Snow Crash isn’t just about dystopian future-nerds at computers though, it’s also an action/adventure story, filled with sword fights and rail guns and nuclear weapons. And somehow the primary driving force of the narrative is a semi-anthropological inspection of Sumerian myths and the historical accuracy of the biblical Tower of Babel. It’s a book that wants to be, and is, a lot of things all at once.
Sometimes all that combination works well, sometimes not. I thought, for example, that the digital action sequences admirably blurred the lines between the real world and the Metaverse – which is good, considering the book’s implication that people aren’t so different from programmable computers and therefore that actual reality isn’t all that much different than virtual reality (that I disagree with that assessment pretty strenuously is, essentially, irrelevant here). On the other hand, the emphasis on Sumerian myths seemed to me a bit forced and the branching conversations from that topic (which reminded me of Daniel Quinn’s Ishmael, also from 1992) seemed to wander unnecessarily.
All that aside, though, it’s characters that drive a story. With a name like Hiro Protagonist, it probably comes as no surprise that the main character of Snow Crash – swords and dreadlocks aside – fits into a fairly predictable hero archetype. He’s trying to win back his girl and, along the way, gets roped into something that runs way deeper and, of course, involves saving the world. It’s pretty standard stuff. Which is fine. It’s the more exotic elements (hackers, crazy weapons, cults, etc.) that are meant to draw you into Snow Crash, anyway.

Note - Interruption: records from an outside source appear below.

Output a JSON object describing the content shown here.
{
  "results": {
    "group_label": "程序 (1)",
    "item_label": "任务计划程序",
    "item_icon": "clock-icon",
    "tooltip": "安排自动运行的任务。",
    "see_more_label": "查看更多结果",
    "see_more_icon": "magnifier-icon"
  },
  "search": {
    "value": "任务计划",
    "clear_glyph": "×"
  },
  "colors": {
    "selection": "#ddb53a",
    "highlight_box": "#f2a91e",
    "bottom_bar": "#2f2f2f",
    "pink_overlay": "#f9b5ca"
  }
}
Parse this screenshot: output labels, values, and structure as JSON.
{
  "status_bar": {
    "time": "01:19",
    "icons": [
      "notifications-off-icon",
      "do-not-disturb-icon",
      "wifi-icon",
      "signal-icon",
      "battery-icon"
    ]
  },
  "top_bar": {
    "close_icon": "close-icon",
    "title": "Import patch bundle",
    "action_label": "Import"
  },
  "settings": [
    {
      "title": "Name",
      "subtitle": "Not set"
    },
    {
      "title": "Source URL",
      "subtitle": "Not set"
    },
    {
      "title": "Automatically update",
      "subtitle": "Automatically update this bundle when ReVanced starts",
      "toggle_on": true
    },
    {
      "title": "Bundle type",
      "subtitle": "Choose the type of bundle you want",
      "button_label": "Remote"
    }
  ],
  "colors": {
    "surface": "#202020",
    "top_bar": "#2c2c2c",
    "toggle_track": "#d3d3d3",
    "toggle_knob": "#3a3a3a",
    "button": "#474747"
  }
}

What bothered me, though, was the development of Y.T., the book’s secondary protagonist. As a headstrong 15-year old girl with a secret life/career as a Kourier (a high-stakes, high-speed delivery person), Y.T. has the potential to be massively interesting. And she is, for most of the book anyway, as she gets into and out of trouble all while displaying a fearless front that is achieved in spite of her inner terror. She’s a wisecracking, overconfident little shit who’s great at what she does and knows it. It’s hard not to love her.
And then, in order to move the narrative forward, she becomes little more than a passive non-entity, a sexual object for the male characters to lust after. It’s a disappointing shift and, frankly, seems like a tremendous waste.
Admittedly, Y.T.’s sexuality is prevalent from pretty early in the story, though those early moments – including one in which she uses her physique as a something of a disarming weapon against her captors – only added dimension to a character becoming more and more full with each page. And then she’s reduced to little more than a sexual plaything for an extended period in order to keep the narrative moving. I would have hoped for more.
Whether it was due to Y.T.’s degradation or some awkward plot mechanics or a combination thereof, I didn’t take too much joy from my time with Snow Crash although, given my tepid response to Gibson’s Neuromancer (1984), maybe it turns out that I just don’t care all that much for cyberpunk in general.